What I’ve learned / believe about survivors and sexual healing
- If you’re just having sex with someone to have them guard you while you sleep at night, get a dog. They will guard you for free.
- Experiencing feelings and flashbacks isn’t so bad, avoiding them is what causes all the trouble. If you allow yourself to process the gunk in therapy, sex gets easier and less like a trigger minefield.

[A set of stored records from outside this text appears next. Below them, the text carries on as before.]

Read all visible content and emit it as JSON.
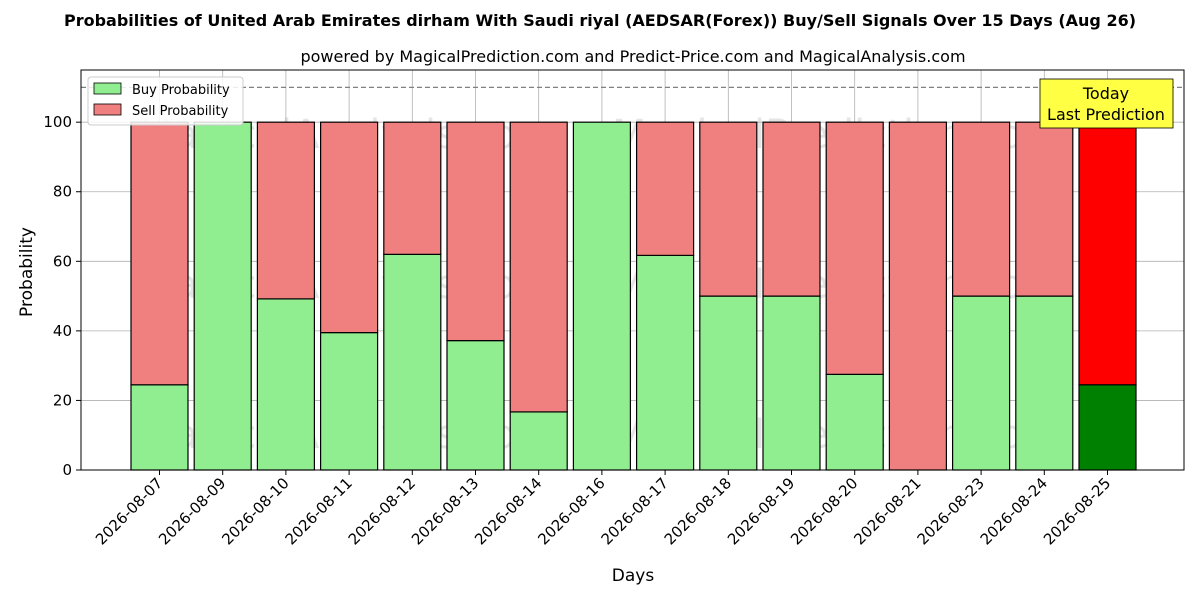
{
  "chart_data": {
    "type": "bar",
    "stacked": true,
    "title": "Probabilities of United Arab Emirates dirham With Saudi riyal (AEDSAR(Forex)) Buy/Sell Signals Over 15 Days (Aug 26)",
    "subtitle": "powered by MagicalPrediction.com and Predict-Price.com and MagicalAnalysis.com",
    "xlabel": "Days",
    "ylabel": "Probability",
    "ylim": [
      0,
      115
    ],
    "yticks": [
      0,
      20,
      40,
      60,
      80,
      100
    ],
    "grid": true,
    "legend_position": "top-left",
    "reference_line": 110,
    "categories": [
      "2026-08-07",
      "2026-08-09",
      "2026-08-10",
      "2026-08-11",
      "2026-08-12",
      "2026-08-13",
      "2026-08-14",
      "2026-08-16",
      "2026-08-17",
      "2026-08-18",
      "2026-08-19",
      "2026-08-20",
      "2026-08-21",
      "2026-08-23",
      "2026-08-24",
      "2026-08-25"
    ],
    "series": [
      {
        "name": "Buy Probability",
        "color": "#90ee90",
        "highlight_color": "#008000",
        "values": [
          24.5,
          100,
          49.2,
          39.5,
          62,
          37.2,
          16.7,
          100,
          61.7,
          50,
          50,
          27.5,
          0,
          50,
          50,
          24.5
        ]
      },
      {
        "name": "Sell Probability",
        "color": "#f08080",
        "highlight_color": "#ff0000",
        "values": [
          75.5,
          0,
          50.8,
          60.5,
          38,
          62.8,
          83.3,
          0,
          38.3,
          50,
          50,
          72.5,
          100,
          50,
          50,
          75.5
        ]
      }
    ],
    "highlight_index": 15,
    "annotation": {
      "lines": [
        "Today",
        "Last Prediction"
      ],
      "background": "#ffff44"
    },
    "watermarks": [
      "MagicalAnalysis.com",
      "MagicalPrediction.com"
    ]
  }
}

- Never ever pimp out your inner child to get your adult self off sexually on things that are part of the abuse. It’s tempting if it’s the only way you know now to have an orgasm or get connected sexually, but it’s not worth it. It cuts deeper a channel between sex and trauma that should never have been there in the first place, making it harder to eradicate. Your child self was used to satisfy an adults sexual wants already, it’s a betrayal to do that to her now that you know better. You can break those abuse-sex connections if you stick with it. Find other things that feel good. Get in touch with your body. Do the work of clearing out and integrating flashbacks and feeling feelings. What fires together in the brain wires together and you owe it to your child self to set her free of abuse. Rewire with positive fantasies that make you feel safe.
- Clenching your vagina and vulva cuts off blood flow and can cause or worsen vulvadynia (pain and itching in the vulva). It is possible to be doing this without being conscious of it. Ice helps with the pain of an injured vulva, and heat can help keep it from coming back. I thought I had a yeast infection for years, but it turns out it was actually part of the long term effects of the wounds on my vulva from the rapes.

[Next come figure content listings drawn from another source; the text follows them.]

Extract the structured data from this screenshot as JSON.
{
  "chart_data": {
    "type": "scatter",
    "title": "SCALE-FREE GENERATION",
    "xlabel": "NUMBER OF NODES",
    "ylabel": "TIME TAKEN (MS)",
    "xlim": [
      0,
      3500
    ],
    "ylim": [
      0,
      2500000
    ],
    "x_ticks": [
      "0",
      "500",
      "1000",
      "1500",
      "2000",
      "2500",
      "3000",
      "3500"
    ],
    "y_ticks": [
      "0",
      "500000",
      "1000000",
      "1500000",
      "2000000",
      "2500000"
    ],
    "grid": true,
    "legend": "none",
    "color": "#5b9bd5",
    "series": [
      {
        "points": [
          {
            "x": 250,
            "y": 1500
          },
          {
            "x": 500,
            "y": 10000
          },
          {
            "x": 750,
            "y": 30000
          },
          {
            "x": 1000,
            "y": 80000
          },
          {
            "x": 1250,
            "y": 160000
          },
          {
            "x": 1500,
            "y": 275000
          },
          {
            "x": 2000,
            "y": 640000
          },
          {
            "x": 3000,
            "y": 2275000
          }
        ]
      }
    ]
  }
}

- Use completely different setting to remind yourself you’re not in the same place you were abused in and not with your abuser. Different lighting, smells, textures, positions, activities etc… really help keep you present day.
- Develop a routine around staying in your body and a way to get back when you dissociate. Mine is feeling the temperature of my feet, and telling myself “It’s okay, you’re safe now”.
- Develop a safe sex list of things that you actually can do without getting triggered, and an unsafe sex list of things you probably can never or never want to do. With a new partner, only do the safe sex things, and then maybe work into the medium risk things as trust and safety builds. Never do the unsafe sex things. If they want to make love with you, your partner needs to understand and accept that the unsafe sex things are forever off the table. You might even have body types or genders of partners that are not going to ever work for you, and that’s okay.
- See a therapist regularly if you are going through lots of flashbacks and stuff with your partner. They are too close to the action to help you heal that stuff, no matter how loving and compassionate they are.
- Tell your inner child self that sex is an adult thing. You and your partner will play together, and you can meet her needs later (or before). Make sure you do this to keep adult stuff adult. Think of your abused child self as an external child that you can put to bed with her teddy in another room while the adults play. Meet your inner child needs for play, validation, touch and attention separately if you can. Have some times and places that your partner knows are off limits for initiating sex, where you can meet those needs for nonsexual cuddling and hugs.
- If your spirituality makes you feel safe, bring it into your sexuality. Make loving your partner an act of magic or prayer. It will completely change the feel and energy.